It was one of those horror nights where everything that could have gone wrong did go wrong for Geelong.
That was the view of coach Chris Scott who didn’t mince his words when assessing the fumbling, bumbling Cats’ shambolic 43-point qualifying final loss to Port Adelaide.
A “diabolical” dearth of forward pressure, an inability to corral the Power’s slick waves from defence to attack and error after botched error in defence all conspired to relegate Geelong, again, to taking the scenic route towards the last day in September.
“It was a poor performance,” Scott said.
“Some of our ball use was uncharacteristic; it wasn’t anything to do with their [Port’s] pressure, we just kicked it to them and gave them some really open looks in their forward 50.
“We had three forward-50 tackles for the night, which was diabolical, really.
Finals despair again for the Cats.Credit:Getty Images
“We kicked it to them in our back half, which is uncharacteristic, the ball bounced out of our forward half, and we didn’t challenge their intercept defenders and ground-level players well enough.
“Virtually everything that could go wrong did go wrong throughout the course of the night.”
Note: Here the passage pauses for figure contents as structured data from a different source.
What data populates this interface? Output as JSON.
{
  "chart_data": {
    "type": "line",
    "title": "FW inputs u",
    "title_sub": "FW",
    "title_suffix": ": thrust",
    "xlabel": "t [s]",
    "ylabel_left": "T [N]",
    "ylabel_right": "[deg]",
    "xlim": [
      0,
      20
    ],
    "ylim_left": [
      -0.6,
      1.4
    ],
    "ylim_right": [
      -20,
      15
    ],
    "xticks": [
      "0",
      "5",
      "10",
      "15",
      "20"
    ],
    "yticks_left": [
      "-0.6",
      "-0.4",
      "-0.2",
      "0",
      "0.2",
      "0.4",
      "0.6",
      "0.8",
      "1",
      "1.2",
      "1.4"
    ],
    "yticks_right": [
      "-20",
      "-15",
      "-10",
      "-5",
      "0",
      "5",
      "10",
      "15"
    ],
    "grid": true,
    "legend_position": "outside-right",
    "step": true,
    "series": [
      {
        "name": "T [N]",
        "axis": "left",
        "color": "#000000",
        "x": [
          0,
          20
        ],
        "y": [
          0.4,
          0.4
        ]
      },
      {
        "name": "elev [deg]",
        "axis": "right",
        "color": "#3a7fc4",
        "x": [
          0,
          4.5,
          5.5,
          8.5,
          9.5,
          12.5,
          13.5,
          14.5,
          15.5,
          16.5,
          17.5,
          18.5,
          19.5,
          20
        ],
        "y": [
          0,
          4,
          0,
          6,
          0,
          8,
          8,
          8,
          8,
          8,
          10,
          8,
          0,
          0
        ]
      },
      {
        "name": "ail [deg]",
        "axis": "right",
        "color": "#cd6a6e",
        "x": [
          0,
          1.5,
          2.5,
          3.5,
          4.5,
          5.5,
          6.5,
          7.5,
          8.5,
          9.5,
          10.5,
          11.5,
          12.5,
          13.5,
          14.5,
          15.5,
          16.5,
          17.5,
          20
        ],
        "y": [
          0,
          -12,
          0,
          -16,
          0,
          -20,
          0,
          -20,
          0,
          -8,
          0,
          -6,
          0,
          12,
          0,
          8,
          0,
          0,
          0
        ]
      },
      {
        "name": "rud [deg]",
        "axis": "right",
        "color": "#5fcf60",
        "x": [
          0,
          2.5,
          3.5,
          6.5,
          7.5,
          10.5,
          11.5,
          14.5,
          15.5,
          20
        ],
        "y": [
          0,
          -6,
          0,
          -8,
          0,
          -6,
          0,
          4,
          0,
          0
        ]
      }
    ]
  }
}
The defeat was the Cats’ seventh in the first week of finals from their past eight seasons – and their second in as many years at the hands of the Power – but Scott refused to concern himself with historic trends.
“I don’t really engage in it,” he said. “We try to look forward … I think we have got three players on our list from 2011, so it’s been a complete transition.
“I don’t think there’s any need for me to focus on stuff that’s in the past.
“The reality is right at the moment we weren’t good enough in a really high-stakes game.
“We’re in the position because we’ve been good enough during the year, that we can dust ourselves off and go again.”
The Cats will almost certainly be without tagger Mark O’Connor for next week’s semi-final against the winner of Saturday’s Sydney-GWS elimination final.
O’Connor injured his left hamstring in the second quarter on Friday night – the same hamstring that saw him miss six weeks earlier this season.
“Too early for us to assess … I would assume it’s going to be a challenge [for O’Connor to play again in 2021], but I’m only assuming,” Scott said.
“But the good news is we’ll have Zac Tuohy available this week.”
Meanwhile, Port coach Ken Hinkley feels his side is better placed than this time last year when they advanced to the preliminary final at Geelong’s expense, only to fall to Richmond once they got there. He knows the job isn’t done yet.
“I got asked a bit during the week, ‘Are we better or are we better placed’,” Hinkley said.
“I just knew we were more experienced and better prepared to play the type of football that finals football is.
“Did I expect us to be as clean and as strong as we were tonight? Maybe not, but I’m pretty happy that we did.
“We have been in really good form for a good period of time … I think in some ways the boys were certainly ready for tonight and the contest.
“This is a bye [next weekend] that benefits us, clearly.
“It gives us a great opportunity – but as we saw last year, the opportunity has still got to be maximised.”